Cybersecurity Fundamentals
Students learn about network security threats, cryptographic protocols, penetration testing, incident response, digital forensics, and risk management strategies. The course emphasizes hands-on labs with tools like Wireshark, Metasploit, and Kali Linux for practical experience.
Data Mining and Warehousing
This course introduces techniques for extracting patterns from large datasets, including clustering, classification, association rule mining, anomaly detection, and data warehousing concepts. Students gain proficiency in SQL, Python, and machine learning libraries for data analysis.
Web Technologies and Applications
The curriculum covers modern web development frameworks like React, Angular, Node.js, and Express, along with database integration, RESTful APIs, authentication mechanisms, and responsive design principles. Students build full-stack applications during lab sessions.
Mobile Computing
Students explore mobile platform development using Android Studio and iOS Swift frameworks. Topics include mobile app architecture, user interface design, location-based services, cloud integration, and cross-platform development using React Native or Flutter.

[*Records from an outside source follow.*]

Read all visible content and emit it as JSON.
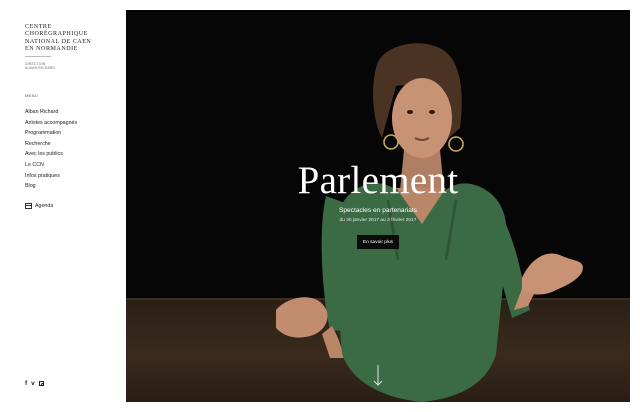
{
  "sidebar": {
    "logo_lines": [
      "CENTRE",
      "CHORÉGRAPHIQUE",
      "NATIONAL DE CAEN",
      "EN NORMANDIE"
    ],
    "direction_lines": [
      "DIRECTION",
      "ALBAN RICHARD"
    ],
    "menu_label": "MENU",
    "nav_items": [
      "Alban Richard",
      "Artistes accompagnés",
      "Programmation",
      "Recherche",
      "Avec les publics",
      "Le CCN",
      "Infos pratiques",
      "Blog"
    ],
    "agenda_label": "Agenda",
    "social": {
      "facebook": "f",
      "vimeo": "v"
    }
  },
  "hero": {
    "title": "Parlement",
    "subtitle": "Spectacles en partenariats",
    "dates": "du 30 janvier 2017 au 3 février 2017",
    "button_label": "En savoir plus"
  },
  "colors": {
    "hero_bg": "#060606",
    "shirt": "#3b6b45",
    "button_bg": "#0b0b0b"
  },
  "icons": [
    "agenda-icon",
    "facebook-icon",
    "vimeo-icon",
    "instagram-icon",
    "scroll-down-arrow-icon"
  ]
}
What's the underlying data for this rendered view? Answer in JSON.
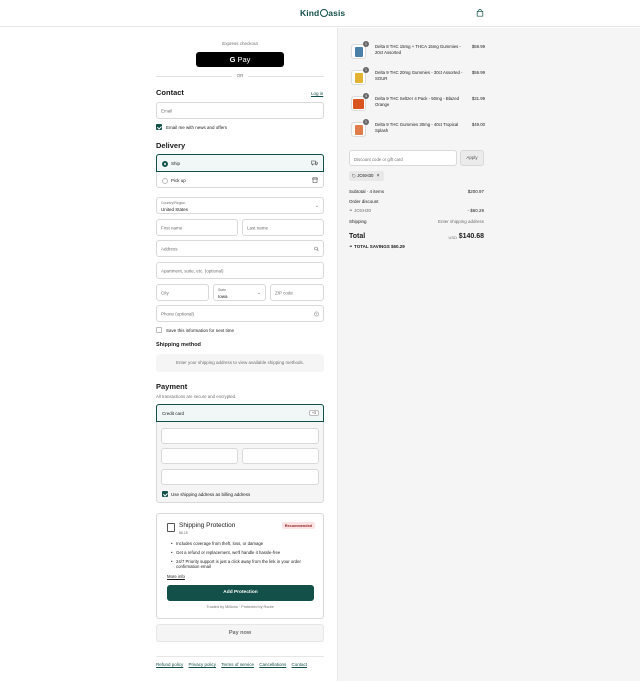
{
  "header": {
    "logo_text_a": "Kind",
    "logo_text_b": "asis"
  },
  "express": {
    "label": "Express checkout",
    "gpay_g": "G",
    "gpay_pay": " Pay",
    "or": "OR"
  },
  "contact": {
    "title": "Contact",
    "login": "Log in",
    "email_placeholder": "Email",
    "news_label": "Email me with news and offers"
  },
  "delivery": {
    "title": "Delivery",
    "ship": "Ship",
    "pickup": "Pick up",
    "country_label": "Country/Region",
    "country_value": "United States",
    "first_name": "First name",
    "last_name": "Last name",
    "address": "Address",
    "apartment": "Apartment, suite, etc. (optional)",
    "city": "City",
    "state_label": "State",
    "state_value": "Iowa",
    "zip": "ZIP code",
    "phone": "Phone (optional)",
    "save_label": "Save this information for next time"
  },
  "shipping_method": {
    "title": "Shipping method",
    "info": "Enter your shipping address to view available shipping methods."
  },
  "payment": {
    "title": "Payment",
    "subtitle": "All transactions are secure and encrypted.",
    "credit_card": "Credit card",
    "more_cards": "+3",
    "billing_label": "Use shipping address as billing address"
  },
  "protection": {
    "title": "Shipping Protection",
    "price": "$6.15",
    "badge": "Recommended",
    "bullets": [
      "Includes coverage from theft, loss, or damage",
      "Get a refund or replacement, we'll handle it hassle-free",
      "24/7 Priority support is just a click away from the link in your order confirmation email"
    ],
    "more_info": "More info",
    "add_button": "Add Protection",
    "trusted": "Trusted by Millions · Protected by Route"
  },
  "pay_now": "Pay now",
  "footer": {
    "links": [
      "Refund policy",
      "Privacy policy",
      "Terms of service",
      "Cancellations",
      "Contact"
    ]
  },
  "cart": {
    "items": [
      {
        "qty": "1",
        "name": "Delta 8 THC 15mg + THCA 15mg Gummies - 20ct Assorted",
        "price": "$59.99",
        "color": "#4a7fa8"
      },
      {
        "qty": "1",
        "name": "Delta 9 THC 20mg Gummies - 30ct Assorted - SOUR",
        "price": "$59.99",
        "color": "#e2b331"
      },
      {
        "qty": "4",
        "name": "Delta 9 THC Seltzer 4 Pack - 50mg - Blazed Orange",
        "price": "$31.99",
        "color": "#d9541e"
      },
      {
        "qty": "1",
        "name": "Delta 9 THC Gummies 30mg - 40ct Tropical Splash",
        "price": "$49.00",
        "color": "#e07c4a"
      }
    ],
    "discount_placeholder": "Discount code or gift card",
    "apply": "Apply",
    "code": "JOSH30",
    "subtotal_label": "Subtotal · 4 items",
    "subtotal_value": "$200.97",
    "order_discount_label": "Order discount",
    "discount_code": "JOSH30",
    "discount_value": "- $60.29",
    "shipping_label": "Shipping",
    "shipping_value": "Enter shipping address",
    "total_label": "Total",
    "currency": "USD",
    "total_value": "$140.68",
    "savings_label": "TOTAL SAVINGS",
    "savings_value": "$60.29"
  }
}
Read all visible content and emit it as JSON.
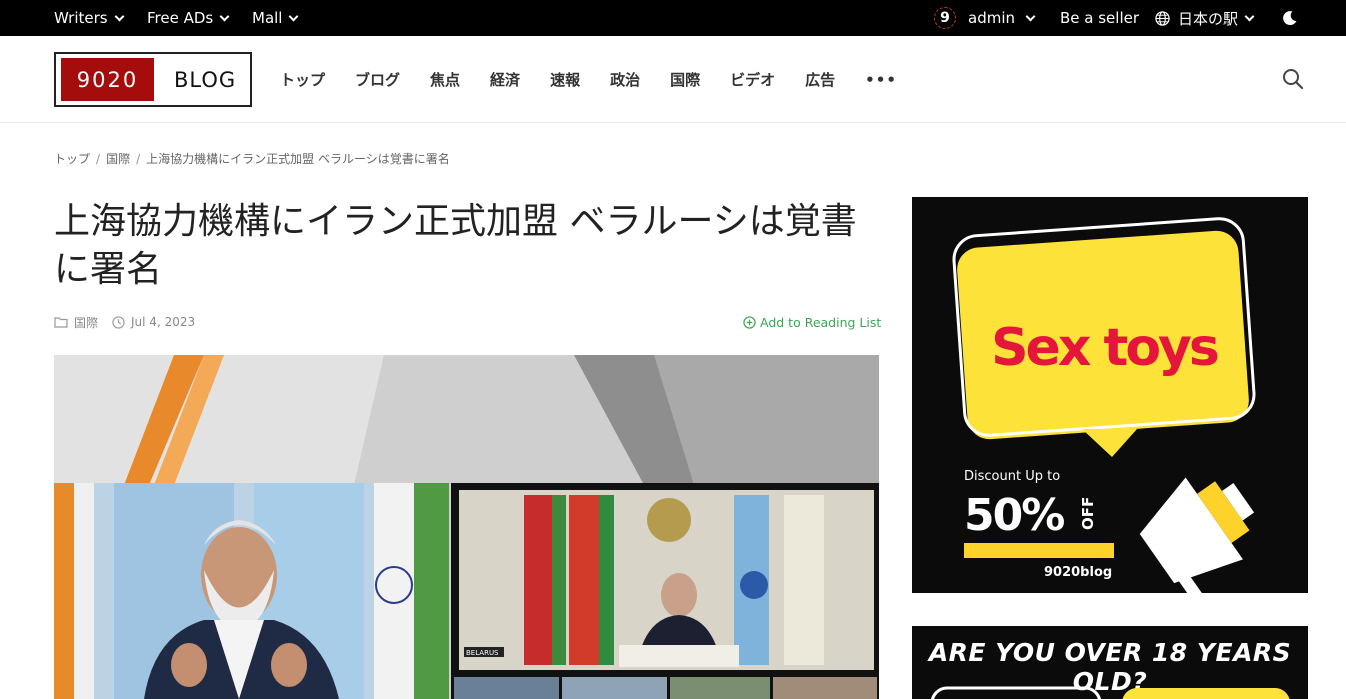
{
  "topbar": {
    "writers": "Writers",
    "free_ads": "Free ADs",
    "mall": "Mall",
    "avatar_digit": "9",
    "user": "admin",
    "be_seller": "Be a seller",
    "language": "日本の駅"
  },
  "header": {
    "logo_number": "9020",
    "logo_text": "BLOG",
    "nav": [
      "トップ",
      "ブログ",
      "焦点",
      "経済",
      "速報",
      "政治",
      "国際",
      "ビデオ",
      "広告"
    ],
    "more": "•••"
  },
  "breadcrumb": {
    "home": "トップ",
    "category": "国際",
    "current": "上海協力機構にイラン正式加盟 ベラルーシは覚書に署名"
  },
  "article": {
    "title": "上海協力機構にイラン正式加盟 ベラルーシは覚書に署名",
    "category": "国際",
    "date": "Jul 4, 2023",
    "reading_list": "Add to Reading List",
    "hero_label": "BELARUS"
  },
  "ads": {
    "ad1_headline": "Sex toys",
    "ad1_discount_label": "Discount Up to",
    "ad1_percent": "50%",
    "ad1_off": "OFF",
    "ad1_brand": "9020blog",
    "ad2_headline": "ARE YOU OVER 18 YEARS OLD?"
  },
  "colors": {
    "logo_red": "#a50d0d",
    "accent_green": "#3aa655",
    "ad_yellow": "#fde23a",
    "ad_red": "#e4173b"
  }
}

Human Computer Interaction
This course focuses on designing interfaces that enhance usability and accessibility. Students learn about user research methods, prototyping techniques, usability testing, interaction design principles, and emerging technologies like VR/AR interfaces for immersive experiences.
Computer Vision and Image Processing
Students study image processing algorithms, object detection, facial recognition, segmentation techniques, and convolutional neural networks. Practical labs involve using OpenCV and deep learning frameworks to build computer vision systems.
Internet of Things (IoT)
This course delves into IoT architecture, sensor technologies, embedded programming, wireless communication protocols, cloud integration, edge computing, and smart city applications. Students work with Raspberry Pi and Arduino platforms in lab settings.
Game Development
Students learn game design principles, 3D modeling, animation techniques, physics simulation, and engine architecture using Unity or Unreal Engine. Labs focus on creating interactive experiences across multiple platforms.
Blockchain Technology
This course covers blockchain fundamentals, smart contracts, consensus mechanisms, cryptocurrency systems, decentralized applications (dApps), and enterprise blockchain implementations. Students implement blockchain solutions using Ethereum and Hyperledger frameworks.

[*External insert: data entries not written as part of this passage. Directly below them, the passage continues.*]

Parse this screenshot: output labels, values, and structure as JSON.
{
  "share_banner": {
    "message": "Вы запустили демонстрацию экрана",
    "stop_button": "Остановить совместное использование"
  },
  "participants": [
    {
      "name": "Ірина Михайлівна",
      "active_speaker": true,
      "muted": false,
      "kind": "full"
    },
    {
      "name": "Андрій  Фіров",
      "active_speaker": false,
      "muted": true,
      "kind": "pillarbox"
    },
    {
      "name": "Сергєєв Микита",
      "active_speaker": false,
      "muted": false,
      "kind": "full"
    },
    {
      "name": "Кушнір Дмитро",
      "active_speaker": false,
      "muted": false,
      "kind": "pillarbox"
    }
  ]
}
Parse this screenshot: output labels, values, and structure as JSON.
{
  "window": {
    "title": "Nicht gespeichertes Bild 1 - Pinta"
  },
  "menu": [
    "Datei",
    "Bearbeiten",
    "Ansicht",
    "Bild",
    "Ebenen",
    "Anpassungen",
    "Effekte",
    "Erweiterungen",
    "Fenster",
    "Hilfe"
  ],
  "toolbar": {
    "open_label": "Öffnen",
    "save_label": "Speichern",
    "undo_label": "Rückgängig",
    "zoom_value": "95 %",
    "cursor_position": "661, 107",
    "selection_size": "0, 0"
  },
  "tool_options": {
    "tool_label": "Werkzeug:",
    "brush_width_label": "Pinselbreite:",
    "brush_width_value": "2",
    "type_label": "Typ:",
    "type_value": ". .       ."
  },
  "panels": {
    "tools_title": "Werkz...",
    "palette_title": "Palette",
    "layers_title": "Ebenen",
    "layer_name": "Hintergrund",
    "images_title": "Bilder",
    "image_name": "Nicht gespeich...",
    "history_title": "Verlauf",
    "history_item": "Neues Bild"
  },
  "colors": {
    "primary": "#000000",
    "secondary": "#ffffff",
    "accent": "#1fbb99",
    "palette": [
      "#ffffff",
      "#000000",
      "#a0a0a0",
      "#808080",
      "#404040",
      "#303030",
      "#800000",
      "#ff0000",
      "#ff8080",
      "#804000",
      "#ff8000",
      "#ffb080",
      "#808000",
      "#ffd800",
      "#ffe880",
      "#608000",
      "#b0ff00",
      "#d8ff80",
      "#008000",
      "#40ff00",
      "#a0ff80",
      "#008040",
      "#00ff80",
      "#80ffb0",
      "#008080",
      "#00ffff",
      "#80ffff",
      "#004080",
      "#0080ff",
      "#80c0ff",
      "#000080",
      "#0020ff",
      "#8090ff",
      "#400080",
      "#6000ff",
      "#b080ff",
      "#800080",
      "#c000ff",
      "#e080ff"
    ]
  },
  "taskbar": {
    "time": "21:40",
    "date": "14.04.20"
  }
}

Quantitative Finance and Algorithmic Trading
Students study financial modeling, portfolio optimization, derivatives pricing, quantitative trading strategies, risk management, and algorithmic execution. The course integrates Python libraries for financial data analysis and backtesting trading algorithms.

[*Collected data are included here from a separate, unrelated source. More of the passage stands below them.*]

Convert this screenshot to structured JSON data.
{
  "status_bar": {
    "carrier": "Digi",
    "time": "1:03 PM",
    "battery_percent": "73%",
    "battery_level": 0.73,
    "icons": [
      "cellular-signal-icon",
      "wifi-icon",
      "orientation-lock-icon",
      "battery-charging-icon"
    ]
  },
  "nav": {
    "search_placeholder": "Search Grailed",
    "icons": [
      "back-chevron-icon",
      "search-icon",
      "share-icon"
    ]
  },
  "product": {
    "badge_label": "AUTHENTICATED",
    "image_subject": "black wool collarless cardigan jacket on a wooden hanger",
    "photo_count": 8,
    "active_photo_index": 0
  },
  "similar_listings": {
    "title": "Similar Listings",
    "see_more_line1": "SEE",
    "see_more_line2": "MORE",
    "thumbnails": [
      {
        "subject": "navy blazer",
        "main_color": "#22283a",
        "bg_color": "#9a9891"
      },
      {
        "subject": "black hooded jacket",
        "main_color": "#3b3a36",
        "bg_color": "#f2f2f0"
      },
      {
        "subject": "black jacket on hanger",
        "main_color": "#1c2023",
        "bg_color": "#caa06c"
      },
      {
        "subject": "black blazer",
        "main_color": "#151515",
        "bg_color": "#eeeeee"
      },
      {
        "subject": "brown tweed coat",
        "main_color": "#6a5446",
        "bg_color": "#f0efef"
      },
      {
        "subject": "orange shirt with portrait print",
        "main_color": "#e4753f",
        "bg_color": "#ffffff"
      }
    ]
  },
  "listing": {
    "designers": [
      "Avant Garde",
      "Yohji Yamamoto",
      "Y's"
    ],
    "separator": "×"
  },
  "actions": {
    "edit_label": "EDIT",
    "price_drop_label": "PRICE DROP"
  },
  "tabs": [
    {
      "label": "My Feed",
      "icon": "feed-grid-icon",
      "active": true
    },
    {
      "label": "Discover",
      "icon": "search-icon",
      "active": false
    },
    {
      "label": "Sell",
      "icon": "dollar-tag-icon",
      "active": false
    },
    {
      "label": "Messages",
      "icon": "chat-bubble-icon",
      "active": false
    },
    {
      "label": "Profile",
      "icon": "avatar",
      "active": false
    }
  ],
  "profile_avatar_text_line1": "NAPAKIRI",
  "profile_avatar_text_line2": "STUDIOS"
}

Project-Based Learning Philosophy
The department's philosophy on project-based learning is rooted in the belief that active engagement with real-world problems enhances learning outcomes. Projects are structured to mirror industry challenges, encouraging creativity, teamwork, and innovation.
Mini-projects begin in the second year, allowing students to apply theoretical concepts in practical scenarios. These projects involve small teams working under faculty supervision to develop prototypes or solve specific technical issues.
The final-year capstone project is a comprehensive endeavor that integrates all learned knowledge. Students select topics aligned with their specializations and collaborate closely with faculty mentors throughout the process.
Evaluation criteria include technical execution, creativity, presentation quality, documentation standards, and demonstration of problem-solving capabilities. Projects are assessed through peer reviews, mentor evaluations, and public presentations.
Faculty mentors are assigned based on student interests and project scope. Mentors provide guidance on methodology, timeline management, and resource allocation to ensure successful completion of projects.